Hello again! Let’s get back at this, shall we?
It was an enjoyable midweek courtesy of Chloe Kelly’s deliveries (thanks Manchester City!) and Alessia Russo’s finishing but even as the men’s international break ends Mikel Arteta’s Arsenal team have to wait a few more days to get back on the pitch, since it’s an FA Cup weekend. Anyway, I have plenty of thoughts about it being an FA Cup weekend, so have those before I write something about Real Madrid next week.
Seeing Newcastle lift the League Cup a couple of weeks ago left me torn. This is entirely personal and others may feel different but the success, to me, feels somewhat inorganic. It has been earned — the players and the staff have worked hard and worked well — but at great expense. And I don’t really mean financial expense, but human expense, I mean where the finances and the drive that have led to the success has come from.
And then there are the ordinary people. People like me and probably like you. There are club owners, or those running the game at UEFA and FIFA, who act like the game is their own but it isn’t, it’s ours, and people just like me and you had waited 70 years to watch Newcastle lift a domestic trophy. They had heard the stories from their grandparents about what it was like, they had dreamed for decades that they would see it for themselves one day. They likely, in many cases, went through years of believing they would never see it happen in their lifetime.

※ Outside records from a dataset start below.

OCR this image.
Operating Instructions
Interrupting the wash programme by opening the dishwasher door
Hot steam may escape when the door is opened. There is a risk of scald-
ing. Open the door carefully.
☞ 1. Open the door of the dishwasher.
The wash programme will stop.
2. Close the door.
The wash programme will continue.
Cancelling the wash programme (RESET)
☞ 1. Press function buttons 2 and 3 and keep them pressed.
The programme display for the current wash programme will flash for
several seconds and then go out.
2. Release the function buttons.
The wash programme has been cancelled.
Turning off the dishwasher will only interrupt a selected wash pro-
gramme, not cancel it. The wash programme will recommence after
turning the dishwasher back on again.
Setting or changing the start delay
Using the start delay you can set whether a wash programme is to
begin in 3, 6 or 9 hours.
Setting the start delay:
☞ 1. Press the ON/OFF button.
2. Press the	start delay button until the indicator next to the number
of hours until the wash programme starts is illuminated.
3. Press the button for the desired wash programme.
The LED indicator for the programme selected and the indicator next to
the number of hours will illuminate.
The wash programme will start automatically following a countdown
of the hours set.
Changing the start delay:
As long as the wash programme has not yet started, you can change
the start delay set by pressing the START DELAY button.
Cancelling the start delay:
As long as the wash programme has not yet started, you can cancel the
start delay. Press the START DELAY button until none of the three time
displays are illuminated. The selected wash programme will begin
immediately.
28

People like Dan Burn, who opened the scoring, and his family. His story in particular is obviously an incredible one.
Stories like this — a huge club and passionate fanbase celebrate a trophy after a wait that spanned generations — are a major reason a lot of us love sport in general and love football in particular. Unfortunately, there are far too few of them nowadays.
Which is why, even with Arsenal out and thus not in action this weekend, I’m really excited about this weekend’s FA Cup quarter-finals.
Since Wimbledon won their only FA Cup in 1988, so over last 37 years, there have been 10 different FA Cup winners and just three first-time winners.
Of the 36 FA Cups won in that time, 22 have been won by either Arsenal (eight), Manchester United or Chelsea (both seven). Another seven have been won by either Liverpool or Manchester City. Leaving just seven for the rest of English football with three of those picked up by first-time (and still just one-time) winners in Portsmouth, Wigan and Leicester.
The six different winners since Wigan in 2013 have included one non-’Big Six’ club and that was Leicester, who have also had a Premier League title to celebrate in that time.
Newcastle this season became the first team outside the ‘Big Six’ to win the League Cup since Swansea in 2013 and just the third since Middlesbrough in 2004. And all this despite the top clubs never really seeming to take that competition particularly seriously at all, at least not until the final rounds.
If your club is not part of the elite in English football, you will almost certainly never see them win a major trophy.
This year’s FA Cup, though, looks like a serious opportunity. Of the remaining eight teams, four have never won not just the FA Cup but any major trophy. Three of the remaining four have won it a combined 11 times but not once since 1959. What a monumental opportunity they have to write history.
Bournemouth: Zero major trophies, zero FA Cup/League Cup finals.
Brighton: Zero major trophies, FA Cup runners-up 1983
Fulham: Zero major trophies, FA Cup runners-up 1975, Europa League runners-up 2010
Crystal Palace: Zero major trophies, FA Cup runners-up 1990, 2016
Preston: Two-time FA Cup winners, last in 1938, last final in 1964
Nottingham Forest: Two-time European Cup winners, last major trophy (League Cup) in 1990, last FA Cup win in 1959, last FA Cup final 1991
Aston Villa: One European Cup, seven top flight titles, seven FA Cups … but no trophy since the League Cup 1996, two FA Cup finals (two defeats: 2000, 2015) since their last win (1957)
and then there’s also Man City.
You’ll have different feelings about the clubs above, ones you’d rather not see succeed, those you might have a soft spot for. I certainly do.
But above all else, it’s just healthy for the sport when there’s real diversity in terms of who wins things. Naturally, I’d rather see Arsenal win everything all the time, but that wouldn’t be good for football — or the vast majority of football fans — either.
Manchester City winning the FA Cup this season would be just another medal for those players and just another day out for those fans. They already have vast collections of all of the above, accumulated about as recently as possible. I hope this season sees those days out at Wembley, and ultimately the trophy, go to fanbases who have maybe never had the chance to have a day like that before and may never have that chance again.
Seeing as we can’t watch the Arsenal men’s team anyway this weekend, it’ll be nice to just spend 48 hours as football fan, seeing other football fans celebrate goals and wins because it means absolutely everything to them. More of that, please.